I'm trying to run a LASSO regression and use tidymodels to tune the lambda parameter. See my code below. Link to the data here. I'm largely following the code laid out here.
library(tidyverse)
library(tidymodels)
library(glmnet)
dat <- read_csv("all_dat.csv")
wf <- workflow()
# split test and train ---------------------------------------------------------
set.seed(1839)
dat_split <- dat %>%
initial_split(strata = year)
dat_train <- training(dat_split)
dat_test <- testing(dat_split)
# preprocessing ----------------------------------------------------------------
dat_train_prep <- recipe(win_pct ~ ., data = dat_train) %>%
step_normalize(all_numeric(), -all_outcomes()) %>%
update_role(team, year, new_role = "ID")
wf <- wf %>%
add_recipe(dat_train_prep)
# specify model ----------------------------------------------------------------
lasso_spec <- linear_reg(penalty = tune(), mixture = 1) %>%
set_engine("glmnet")
wf <- wf %>%
add_model(lasso_spec)
# tune for lambda --------------------------------------------------------------
lasso_grid <- tune_grid(
wf,
resamples = vfold_cv(dat_train, v = 5, strata = year),
grid = grid_regular(penalty(), levels = 50)
)
lasso_grid %>%
collect_metrics() %>%
ggplot(aes(log(penalty), mean, color = .metric)) +
geom_line() +
facet_wrap(~.metric, scales = "free", nrow = 2) +
theme(legend.position = "none")
best_lambda <- lasso_grid %>%
select_best("rmse")
wf <- finalize_workflow(wf, best_lambda)
# fit model --------------------------------------------------------------------
mod_train <- wf %>%
fit(dat_train)
Note that I get these messages while running tune_grid:
! Fold1: internal: A correlation computation is required, but `estimate` is constant and has 0 standard deviation, resulting in a divide by 0 error. `NA` will be returned.
! Fold2: internal: A correlation computation is required, but `estimate` is constant and has 0 standard deviation, resulting in a divide by 0 error. `NA` will be returned.
! Fold3: internal: A correlation computation is required, but `estimate` is constant and has 0 standard deviation, resulting in a divide by 0 error. `NA` will be returned.

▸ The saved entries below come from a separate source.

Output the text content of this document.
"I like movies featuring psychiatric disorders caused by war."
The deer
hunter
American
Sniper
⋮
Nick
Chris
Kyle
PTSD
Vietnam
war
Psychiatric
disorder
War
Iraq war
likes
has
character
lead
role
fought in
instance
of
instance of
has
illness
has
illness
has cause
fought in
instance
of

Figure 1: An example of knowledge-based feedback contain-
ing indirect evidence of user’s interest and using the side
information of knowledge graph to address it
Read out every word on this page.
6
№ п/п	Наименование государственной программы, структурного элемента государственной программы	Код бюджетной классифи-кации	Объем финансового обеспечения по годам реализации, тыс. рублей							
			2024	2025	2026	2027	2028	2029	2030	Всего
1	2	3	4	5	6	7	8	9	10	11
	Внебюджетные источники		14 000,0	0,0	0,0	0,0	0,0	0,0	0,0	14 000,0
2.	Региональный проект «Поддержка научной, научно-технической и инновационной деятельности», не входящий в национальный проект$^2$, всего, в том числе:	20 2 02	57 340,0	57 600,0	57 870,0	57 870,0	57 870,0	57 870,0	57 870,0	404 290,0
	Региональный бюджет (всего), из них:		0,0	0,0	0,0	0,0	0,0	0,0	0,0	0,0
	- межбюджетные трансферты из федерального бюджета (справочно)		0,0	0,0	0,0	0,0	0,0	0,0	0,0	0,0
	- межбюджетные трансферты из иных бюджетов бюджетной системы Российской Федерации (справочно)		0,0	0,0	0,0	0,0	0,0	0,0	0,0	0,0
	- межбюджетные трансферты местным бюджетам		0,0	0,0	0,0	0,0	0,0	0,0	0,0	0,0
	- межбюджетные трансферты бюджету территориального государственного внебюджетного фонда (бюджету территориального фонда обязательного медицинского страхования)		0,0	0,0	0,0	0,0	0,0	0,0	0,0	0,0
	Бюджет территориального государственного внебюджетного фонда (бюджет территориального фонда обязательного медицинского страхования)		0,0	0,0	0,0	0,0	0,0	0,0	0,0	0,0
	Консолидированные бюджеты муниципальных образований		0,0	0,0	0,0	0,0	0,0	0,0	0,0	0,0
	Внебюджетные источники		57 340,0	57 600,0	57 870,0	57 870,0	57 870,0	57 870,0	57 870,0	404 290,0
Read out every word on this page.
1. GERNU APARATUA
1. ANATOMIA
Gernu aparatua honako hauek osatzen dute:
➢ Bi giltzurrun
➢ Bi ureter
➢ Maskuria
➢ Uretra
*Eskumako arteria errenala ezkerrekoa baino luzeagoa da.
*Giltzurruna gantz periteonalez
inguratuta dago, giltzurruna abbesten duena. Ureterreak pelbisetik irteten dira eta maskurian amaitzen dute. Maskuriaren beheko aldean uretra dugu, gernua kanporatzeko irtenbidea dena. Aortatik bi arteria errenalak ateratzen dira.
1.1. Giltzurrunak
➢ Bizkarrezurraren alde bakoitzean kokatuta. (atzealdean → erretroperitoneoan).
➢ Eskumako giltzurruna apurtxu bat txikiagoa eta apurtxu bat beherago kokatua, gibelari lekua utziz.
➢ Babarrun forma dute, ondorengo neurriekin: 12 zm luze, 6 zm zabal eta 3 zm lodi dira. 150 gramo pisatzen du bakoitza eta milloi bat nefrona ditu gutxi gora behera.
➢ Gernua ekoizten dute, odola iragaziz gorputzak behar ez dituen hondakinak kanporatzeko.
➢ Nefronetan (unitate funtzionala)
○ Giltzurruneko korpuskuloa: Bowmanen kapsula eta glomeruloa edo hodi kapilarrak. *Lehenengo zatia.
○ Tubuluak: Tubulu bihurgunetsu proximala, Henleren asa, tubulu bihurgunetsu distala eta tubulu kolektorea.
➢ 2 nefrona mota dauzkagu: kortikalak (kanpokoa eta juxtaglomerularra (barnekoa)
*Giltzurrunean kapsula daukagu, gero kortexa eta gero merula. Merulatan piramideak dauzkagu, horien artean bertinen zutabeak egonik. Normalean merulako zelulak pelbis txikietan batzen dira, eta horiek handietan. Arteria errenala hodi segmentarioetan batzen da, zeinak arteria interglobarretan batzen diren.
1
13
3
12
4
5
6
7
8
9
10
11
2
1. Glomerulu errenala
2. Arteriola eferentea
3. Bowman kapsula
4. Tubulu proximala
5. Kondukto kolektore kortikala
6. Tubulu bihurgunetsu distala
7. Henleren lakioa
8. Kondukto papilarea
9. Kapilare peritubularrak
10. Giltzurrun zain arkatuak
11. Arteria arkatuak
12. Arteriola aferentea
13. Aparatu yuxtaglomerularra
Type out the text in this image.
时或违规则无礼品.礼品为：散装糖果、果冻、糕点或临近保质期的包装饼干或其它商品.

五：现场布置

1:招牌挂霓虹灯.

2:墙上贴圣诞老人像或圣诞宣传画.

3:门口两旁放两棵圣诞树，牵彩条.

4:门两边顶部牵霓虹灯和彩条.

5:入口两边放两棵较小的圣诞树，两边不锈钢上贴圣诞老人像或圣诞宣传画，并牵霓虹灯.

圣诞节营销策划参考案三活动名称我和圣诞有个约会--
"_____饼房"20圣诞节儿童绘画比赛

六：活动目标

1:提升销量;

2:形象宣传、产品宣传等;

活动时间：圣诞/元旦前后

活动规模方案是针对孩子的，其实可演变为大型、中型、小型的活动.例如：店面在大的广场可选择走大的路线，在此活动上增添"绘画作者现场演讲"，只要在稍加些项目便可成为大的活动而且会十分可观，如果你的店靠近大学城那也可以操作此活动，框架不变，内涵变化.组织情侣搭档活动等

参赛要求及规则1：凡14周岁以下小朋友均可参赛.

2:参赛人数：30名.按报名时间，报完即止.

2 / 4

! Fold4: internal: A correlation computation is required, but `estimate` is constant and has 0 standard deviation, resulting in a divide by 0 error. `NA` will be returned.
! Fold5: internal: A correlation computation is required, but `estimate` is constant and has 0 standard deviation, resulting in a divide by 0 error. `NA` will be returned.
I can't find a good explanation what this means, but that is not the issue at hand here.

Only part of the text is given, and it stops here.